Modems and Routers in 240V regions have a major heat issue I have learned after research. I currently am using frozen pees to keep this one alive as it is constantly overheating and failing XD. I think this is an excellent idea just for the cooling factor!:clap:
 
Probably the lamest device I've ever seen watercooled.. Why would you waste the money on something like this? I mean if your going to water cool a router at least get something cool like a cisco 1841??

:shrug:


I mean if your in a country that it gets that hot then put a fan on it but water is just stupid.
 
^ I recommended that the router be replaced with a mini itx box... if the OP has the skills to do this kind of work, doing it somewhere where the benefit would be clear would be nice. With the money and effort involved, a full computer based router could have been made. I doubt that the water loop yields any OC benefit over that of a large fanless heat sink being attached.
 
If you don't get this mod, you don't get overclocking.

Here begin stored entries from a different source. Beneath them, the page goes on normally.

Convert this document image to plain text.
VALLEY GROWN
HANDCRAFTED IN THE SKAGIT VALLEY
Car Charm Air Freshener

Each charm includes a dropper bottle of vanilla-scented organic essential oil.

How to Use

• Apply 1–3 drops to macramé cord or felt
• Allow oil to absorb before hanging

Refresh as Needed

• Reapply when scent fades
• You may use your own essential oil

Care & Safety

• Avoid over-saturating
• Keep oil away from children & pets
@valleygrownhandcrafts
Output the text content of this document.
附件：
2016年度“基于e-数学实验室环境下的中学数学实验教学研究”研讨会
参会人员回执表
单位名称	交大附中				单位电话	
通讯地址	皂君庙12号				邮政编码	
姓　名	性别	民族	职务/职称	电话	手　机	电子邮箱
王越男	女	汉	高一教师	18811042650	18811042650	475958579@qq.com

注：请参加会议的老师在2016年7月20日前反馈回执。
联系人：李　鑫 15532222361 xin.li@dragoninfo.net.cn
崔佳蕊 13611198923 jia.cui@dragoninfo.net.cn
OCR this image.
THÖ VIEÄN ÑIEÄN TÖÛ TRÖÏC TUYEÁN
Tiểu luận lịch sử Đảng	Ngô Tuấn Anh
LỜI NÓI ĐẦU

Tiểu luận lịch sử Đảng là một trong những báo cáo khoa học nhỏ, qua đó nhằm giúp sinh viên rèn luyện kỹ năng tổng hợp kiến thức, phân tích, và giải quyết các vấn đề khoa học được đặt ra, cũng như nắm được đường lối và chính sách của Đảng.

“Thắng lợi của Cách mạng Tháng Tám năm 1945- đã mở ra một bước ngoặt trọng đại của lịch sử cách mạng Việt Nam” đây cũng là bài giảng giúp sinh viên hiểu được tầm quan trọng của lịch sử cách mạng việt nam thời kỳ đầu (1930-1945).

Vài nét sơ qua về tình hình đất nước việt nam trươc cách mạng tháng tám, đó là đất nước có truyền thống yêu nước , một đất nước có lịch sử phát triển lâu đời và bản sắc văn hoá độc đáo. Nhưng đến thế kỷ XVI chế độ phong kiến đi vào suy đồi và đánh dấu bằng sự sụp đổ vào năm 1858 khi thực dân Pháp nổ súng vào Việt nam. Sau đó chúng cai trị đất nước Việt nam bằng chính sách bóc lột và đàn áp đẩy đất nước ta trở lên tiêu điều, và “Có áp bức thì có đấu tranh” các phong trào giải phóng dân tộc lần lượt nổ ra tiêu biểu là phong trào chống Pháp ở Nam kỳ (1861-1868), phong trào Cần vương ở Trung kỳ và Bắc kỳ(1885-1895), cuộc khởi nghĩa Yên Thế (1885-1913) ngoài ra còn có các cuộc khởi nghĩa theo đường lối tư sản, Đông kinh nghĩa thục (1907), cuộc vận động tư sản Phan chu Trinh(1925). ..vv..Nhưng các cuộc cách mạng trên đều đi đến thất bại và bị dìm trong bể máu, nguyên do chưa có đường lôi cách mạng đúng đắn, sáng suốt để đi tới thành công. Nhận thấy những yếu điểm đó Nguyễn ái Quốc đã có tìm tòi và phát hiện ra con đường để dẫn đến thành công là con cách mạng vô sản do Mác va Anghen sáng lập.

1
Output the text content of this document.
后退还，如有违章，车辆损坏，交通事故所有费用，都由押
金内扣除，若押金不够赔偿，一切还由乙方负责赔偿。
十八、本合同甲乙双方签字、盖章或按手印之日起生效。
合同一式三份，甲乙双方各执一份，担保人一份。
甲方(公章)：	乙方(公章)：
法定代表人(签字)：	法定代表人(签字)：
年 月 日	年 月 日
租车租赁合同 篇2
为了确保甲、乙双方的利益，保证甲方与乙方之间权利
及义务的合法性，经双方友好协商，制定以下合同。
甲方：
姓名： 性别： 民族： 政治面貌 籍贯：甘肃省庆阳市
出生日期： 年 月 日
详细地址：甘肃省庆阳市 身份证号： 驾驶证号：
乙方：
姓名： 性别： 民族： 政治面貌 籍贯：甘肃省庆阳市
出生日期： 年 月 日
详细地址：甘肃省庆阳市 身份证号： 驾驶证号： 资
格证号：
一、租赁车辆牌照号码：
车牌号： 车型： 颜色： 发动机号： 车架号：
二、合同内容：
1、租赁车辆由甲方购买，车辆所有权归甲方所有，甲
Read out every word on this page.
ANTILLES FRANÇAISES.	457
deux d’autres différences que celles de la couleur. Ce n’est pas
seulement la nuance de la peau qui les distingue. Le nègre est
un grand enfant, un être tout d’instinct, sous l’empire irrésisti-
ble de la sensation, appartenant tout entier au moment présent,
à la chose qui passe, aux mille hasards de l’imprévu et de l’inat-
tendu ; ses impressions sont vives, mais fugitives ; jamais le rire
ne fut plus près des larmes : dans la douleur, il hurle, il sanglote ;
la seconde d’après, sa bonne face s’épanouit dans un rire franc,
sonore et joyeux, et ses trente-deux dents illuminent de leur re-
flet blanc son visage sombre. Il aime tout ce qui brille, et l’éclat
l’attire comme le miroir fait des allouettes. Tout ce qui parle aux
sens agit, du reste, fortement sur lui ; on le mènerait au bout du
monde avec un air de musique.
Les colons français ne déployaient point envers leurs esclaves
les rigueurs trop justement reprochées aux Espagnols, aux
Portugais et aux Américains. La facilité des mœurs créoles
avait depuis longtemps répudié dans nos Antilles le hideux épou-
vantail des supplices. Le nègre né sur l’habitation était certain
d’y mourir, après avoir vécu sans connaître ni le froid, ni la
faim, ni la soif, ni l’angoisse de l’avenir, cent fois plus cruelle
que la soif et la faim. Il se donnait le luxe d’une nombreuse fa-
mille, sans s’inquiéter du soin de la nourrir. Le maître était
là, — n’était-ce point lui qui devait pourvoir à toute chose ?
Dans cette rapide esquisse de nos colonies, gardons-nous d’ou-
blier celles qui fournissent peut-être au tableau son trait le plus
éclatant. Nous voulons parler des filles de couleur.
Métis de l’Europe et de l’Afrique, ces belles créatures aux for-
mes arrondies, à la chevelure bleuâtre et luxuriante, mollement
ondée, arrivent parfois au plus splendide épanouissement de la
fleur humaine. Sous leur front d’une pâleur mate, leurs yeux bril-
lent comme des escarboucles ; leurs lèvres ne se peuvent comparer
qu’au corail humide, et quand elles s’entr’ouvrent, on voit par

You could always go buy more power and not need to bother overclocking. Its a lot of trouble and work to tweak something to run the way you want it to.

Why do it? Because you can, and its a lot of fun taking. Part in the diy spirit. That's the stuff this site was built on - it doesn't make sense to run 10 fans in your computer, mill your own waterblocks, wor use liquid nitrogen to see how fast you can run it for a couple hours... But that's what we do here, because its fun, because we can, and because a little excess and what you learn along the way is pretty cool.
 
I agree with you IMOG, this is getting a bit off topic though I suppose.

My point was that a regular heatsink on that router would do just as much good as the water loop it was given. This isn't like going from a heatsink in a PC to a water loop, or liquid nitrogen, because the temp difference is much less between methods in this case. It would have been one thing if the router's CPU was cooled below room temp via a peltier or another method, but just to get the chip to at or close to room temp, this was crazy overkill and therefore as an overclocker I don't give it the same props as a WC'd PC. In a normal PC, cooling a hot CPU, water does make a difference over a heatsink. With a tiny router CPU that barely makes any heat, I think a heatsink would have equal performance. See where I'm coming from? So, I don't feel that this is in the same spirit as real overclocking and is more about good looks. Anyway, this is off topic, just wanted to clarify my view.
 
While I applaud your ingenuity and creativity I am left thinking, "why?".

I am into overclocking just about everything on my computer because I want the performance boost. I can't see that this will boost anything.

Once again I do clap my hands for the effort and very cool mod while having a puzzled face. You have a drive to do something no one else has done and may not ever be done again.

edit: and $288 to do this? YIKES my high end home router cost much less than half of that.
 
Nice job! Rule #1 of computing, if it has a processor, it should be overclocked. I killed a WRT54G back in the day by running it ~25% above stock for too long.